L'amore per il pallone - e per fortuna nessuno si azzardò mai a bacchettargli il piede sinistro... - con cui giocava anche scalzo per evitare di rovinare l'unico paio di scarpe che aveva, il trasferimento ancora minorenne in Sardegna, passando dalle fila del Legnano (in serie C) a quelle del Cagliari, trasferimento che inizialmente il ragazzo intese alla stregua di una punizione. Era il 1963, la Sardegna era nota per i banditi (quelli di Orgosolo, ma non solo) e per i rapimenti: Gigi Riva non l'ha più lasciata da allora, letteralmente "rapito" da quella terra. E oggi, alla soglia degli 80 anni, seduto su una poltrona della sua casa, una sigaretta dietro l'altra, racconta e viene raccontato - dalla gente, dai compagni superstiti di quel Cagliari storico, dai campioni come Baggio e Buffon che l'hanno vissuto nella sua seconda vita da team manager della nazionale - nel bel documentario di Riccardo Milani, Nel nostro cielo un rombo di tuono, che dopo un breve passaggio nelle sale lo scorso novembre, arriva ora su Sky dal 27 giugno (alle 21.15 su Sky Cinema Due, in contemporanea anche su Sky Sport Summer - canale attivo dall’11 giugno sul 201, al posto di Sky Sport Uno - e Sky Documentaries, in streaming su NOW e disponibile on demand, fino al 19 febbraio 2024).

La promozione in serie A nel '64 e la progressiva crescita, costante, di una squadra - dal '66 allenata da Manlio Scopigno - che nel '69 sfiora il titolo (che andò alla Fiorentina, con tanto di polemiche perché il capo della FIGC dell'epoca era il fiorentino Artemio Franchi...) e nel '70 vinse quell'irripetibile, storico scudetto. Ma non solo, ai successivi Mondiali in Messico, quella straordinaria nazionale che si arrese solamente alla potenza del Brasile di Pelè, Rivelinho e Jairzinho, era composta da ben 6 giocatori del Cagliari, 4 dei quali in campo nella mitologica semifinale Italia-Germania 4-3 (Albertosi, Cera, Domenghini e Riva).

Ma non si preoccupa semplicemente di ripercorrere le incredibili gesta sportive del fuoriclasse (con quel rumore sordo - stock! - a caratterizzare l'impatto tra il suo sinistro e il pallone, "rombo di tuono" appunto come lo battezzò l'indimenticato Gianni Brera) - capocannoniere ancora imbattuto della nazionale italiana, con 35 gol segnati - e dei suoi compagni, il lavoro di Milani: intrecciando le testimonianze dirette - tra le tante, anche commoventi, quella di Sandro Mazzola, altro campione, suo amico in azzurro - ai materiali d'archivio, infilando di tanto in tanto qualche frammento di ricostruzione docufiction, Nel nostro cielo un rombo di tuono esplora un periodo particolare della storia di questo paese e gli anfratti di una storia d'amore - quella tra Riva e la Sardegna - che dura ormai ininterrottamente da 60 anni.

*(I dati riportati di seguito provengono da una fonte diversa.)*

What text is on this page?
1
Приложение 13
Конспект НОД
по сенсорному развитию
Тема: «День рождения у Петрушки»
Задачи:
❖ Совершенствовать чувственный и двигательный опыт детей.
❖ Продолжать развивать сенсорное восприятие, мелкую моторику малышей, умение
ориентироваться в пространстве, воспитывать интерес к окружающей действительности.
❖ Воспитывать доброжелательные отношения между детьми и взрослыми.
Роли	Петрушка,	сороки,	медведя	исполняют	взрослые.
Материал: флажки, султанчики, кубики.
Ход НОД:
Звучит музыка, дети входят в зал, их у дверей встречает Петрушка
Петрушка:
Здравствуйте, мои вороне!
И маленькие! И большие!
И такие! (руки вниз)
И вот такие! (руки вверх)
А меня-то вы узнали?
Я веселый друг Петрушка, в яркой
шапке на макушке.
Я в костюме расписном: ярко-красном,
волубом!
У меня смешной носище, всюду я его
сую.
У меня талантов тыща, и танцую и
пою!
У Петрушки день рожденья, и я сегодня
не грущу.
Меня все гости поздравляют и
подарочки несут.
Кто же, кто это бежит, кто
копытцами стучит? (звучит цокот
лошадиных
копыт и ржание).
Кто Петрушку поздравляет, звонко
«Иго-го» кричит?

E che non finirà mai.

Per questo l'aspetto più particolare dell'operazione è da ricercare nel coinvolgimento della gente comune, ormai sua conterranea, che siano allevatori, pastori, barbieri, ristoratori, giornalisti, antropologi, poco importa: pur mantenendo intatto quel proverbiale riserbo e l'apparente "caratteraccio" (fantastico il momento in cui ricorda l'amicizia con De André, iniziata con un incontro dove "la prima mezz'ora è stata terrificante, nessuno dei due ha aperto bocca"), "Gigione" è saputo entrare nel cuore di tutti ed è stato a sua volta capace di accogliere, di restituire quell'affetto non solo attraverso le incredibili gesta sul campo di gioco.

Perché poteva farsi ricoprire d'oro e andare a Torino (alla Juve) o a Milano (all'Inter, con Angelo Moratti - come racconta il figlio Massimo nel doc - che sottobanco comprò il Cagliari per evitare che il campione venisse venduto alla Juve...), ma invece ha scelto di rimanere lì, con e per la "sua" gente. Che ora attende di poterlo riabbracciare ancora, sognando possa sconfiggere definitivamente quella depressione che lo tiene troppo spesso rinchiuso in casa, e magari riesca a cogliere quel rombo di tuono che squarcia l'orizzonte dalla spiaggia del Poetto.